The proportion of light-responsive neurons determines the limit cycle properties of the suprachiasmatic nucleus.

In mammals, the central clock in the suprachiasmatic nucleus (SCN) controls physiological and behavioral circadian rhythms and is entrained to the external light-dark cycle. The ability of the SCN to entrain can be measured by exposing the animal to a light-dark cycle with a duration that deviates from 24 h (T-cycles); a wider entrainment range reflects a higher ability to entrain. The neurons of the SCN are either light responsive or light unresponsive and are mutually synchronized. The coupling and synchronization between individual SCN neurons and between groups of neurons within the SCN influence the SCN's ability to entrain. Some studies suggest that enhanced coupling decreases the entrainment range, whereas others suggest that enhanced coupling increases the entrainment range.

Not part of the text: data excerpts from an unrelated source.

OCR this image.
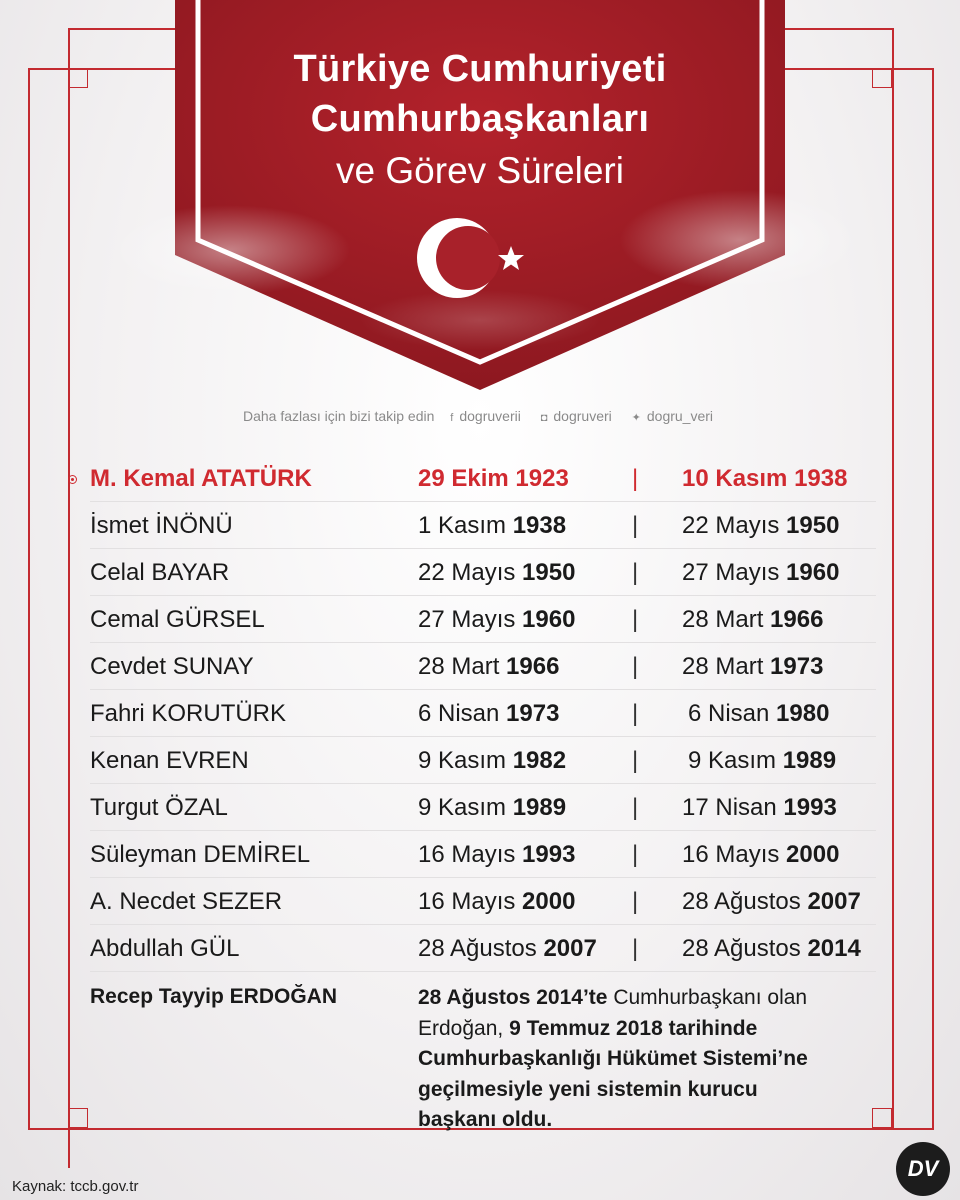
Türkiye Cumhuriyeti
Cumhurbaşkanları
ve Görev Süreleri
Daha fazlası için bizi takip edin f dogruverii ◘ dogruveri ✦ dogru_veri
M. Kemal ATATÜRK	29 Ekim 1923	| 10 Kasım 1938
İsmet İNÖNÜ	1 Kasım 1938	| 22 Mayıs 1950
Celal BAYAR	22 Mayıs 1950 | 27 Mayıs 1960
Cemal GÜRSEL	27 Mayıs 1960 | 28 Mart 1966
Cevdet SUNAY	28 Mart 1966	| 28 Mart 1973
Fahri KORUTÜRK	6 Nisan 1973	| 6 Nisan 1980
Kenan EVREN	9 Kasım 1982	| 9 Kasım 1989
Turgut ÖZAL	9 Kasım 1989	| 17 Nisan 1993
Süleyman DEMİREL	16 Mayıs 1993 | 16 Mayıs 2000
A. Necdet SEZER	16 Mayıs 2000 | 28 Ağustos 2007
Abdullah GÜL	28 Ağustos 2007 | 28 Ağustos 2014
Recep Tayyip ERDOĞAN	28 Ağustos 2014’te Cumhurbaşkanı olan Erdoğan, 9 Temmuz 2018 tarihinde Cumhurbaşkanlığı Hükümet Sistemi’ne geçilmesiyle yeni sistemin kurucu başkanı oldu.
Kaynak: tccb.gov.tr
DV
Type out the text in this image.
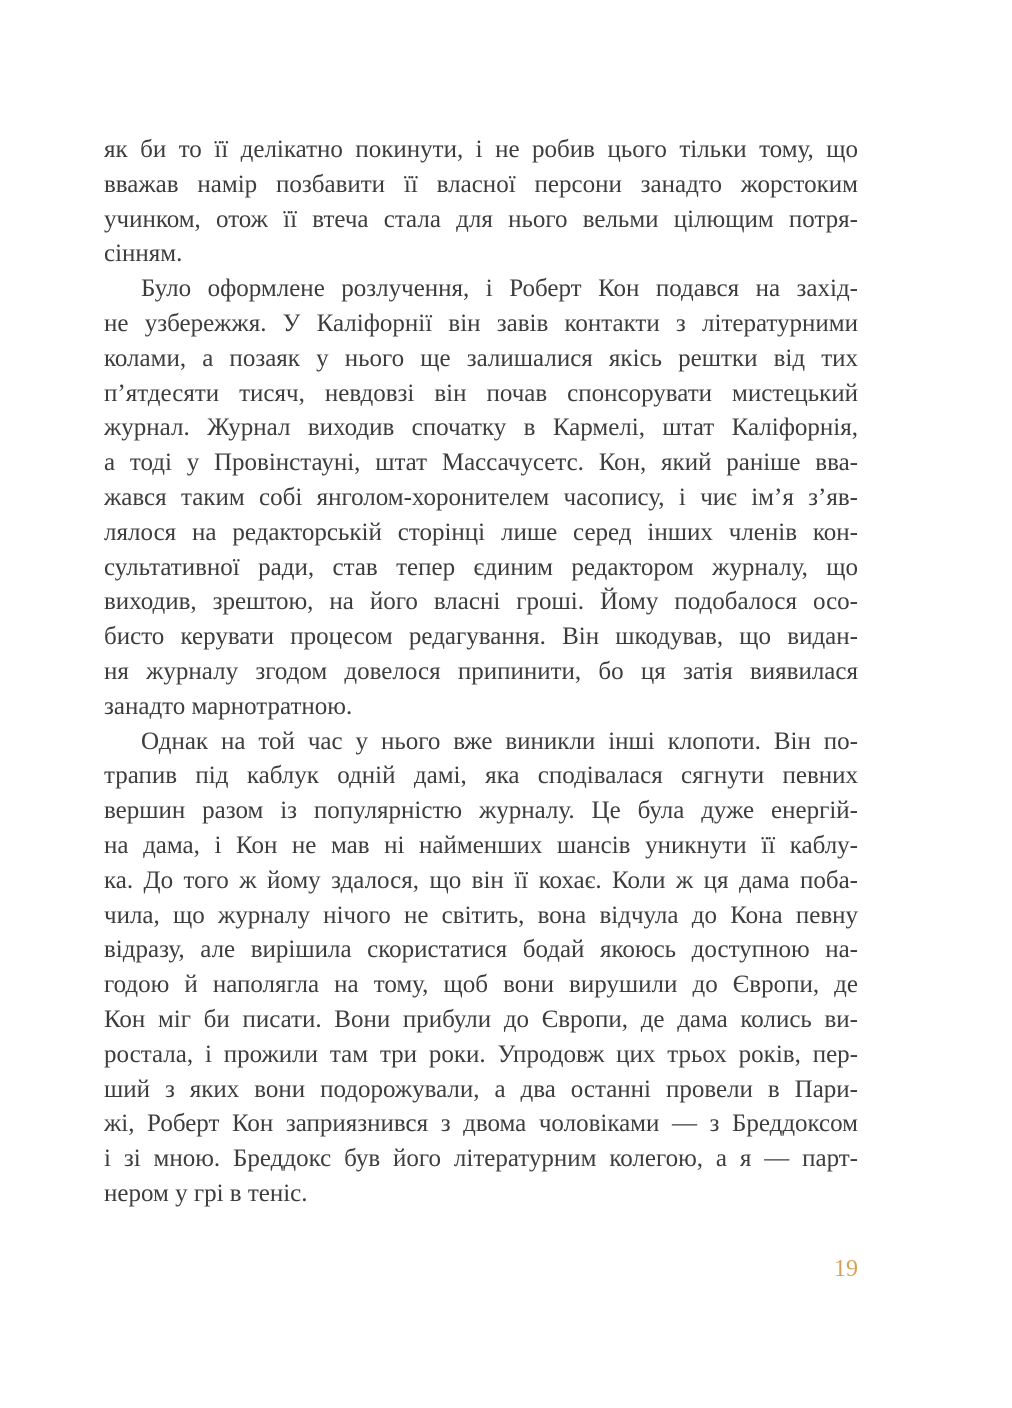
як би то її делікатно покинути, і не робив цього тільки тому, що
вважав намір позбавити її власної персони занадто жорстоким
учинком, отож її втеча стала для нього вельми цілющим потря-
сінням.
Було оформлене розлучення, і Роберт Кон подався на захід-
не узбережжя. У Каліфорнії він завів контакти з літературними
колами, а позаяк у нього ще залишалися якісь рештки від тих
п’ятдесяти тисяч, невдовзі він почав спонсорувати мистецький
журнал. Журнал виходив спочатку в Кармелі, штат Каліфорнія,
а тоді у Провінстауні, штат Массачусетс. Кон, який раніше вва-
жався таким собі янголом-хоронителем часопису, і чиє ім’я з’яв-
лялося на редакторській сторінці лише серед інших членів кон-
сультативної ради, став тепер єдиним редактором журналу, що
виходив, зрештою, на його власні гроші. Йому подобалося осо-
бисто керувати процесом редагування. Він шкодував, що видан-
ня журналу згодом довелося припинити, бо ця затія виявилася
занадто марнотратною.
Однак на той час у нього вже виникли інші клопоти. Він по-
трапив під каблук одній дамі, яка сподівалася сягнути певних
вершин разом із популярністю журналу. Це була дуже енергій-
на дама, і Кон не мав ні найменших шансів уникнути її каблу-
ка. До того ж йому здалося, що він її кохає. Коли ж ця дама поба-
чила, що журналу нічого не світить, вона відчула до Кона певну
відразу, але вирішила скористатися бодай якоюсь доступною на-
годою й наполягла на тому, щоб вони вирушили до Європи, де
Кон міг би писати. Вони прибули до Європи, де дама колись ви-
ростала, і прожили там три роки. Упродовж цих трьох років, пер-
ший з яких вони подорожували, а два останні провели в Пари-
жі, Роберт Кон заприязнився з двома чоловіками — з Бреддоксом
і зі мною. Бреддокс був його літературним колегою, а я — парт-
нером у грі в теніс.
19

The latter results are surprising, as they are not consistent with the prevalent assumption that the SCN is a limit cycle oscillator that has larger phase shifts when the amplitude is smaller. Here, we used the Poincaré and Goodwin models to test entrainment properties using various proportions of neurons that are responsive to an external stimulus. If all neurons receive external input, the SCN shows limit cycle behavior in all conditions. If all neurons do not receive light input, we found that the entrainment range of the SCN was positively related to coupling strength when coupling was weak. When coupling strength was stronger and above a critical value, the entrainment range was negatively correlated with coupling strength. The results obtained from our simulations were confirmed by analytical studies. Thus, the limit cycle behavior of the SCN appears to be critically dependent on the coupling strength among the neurons and the proportion of neurons that respond to the entraining stimulus.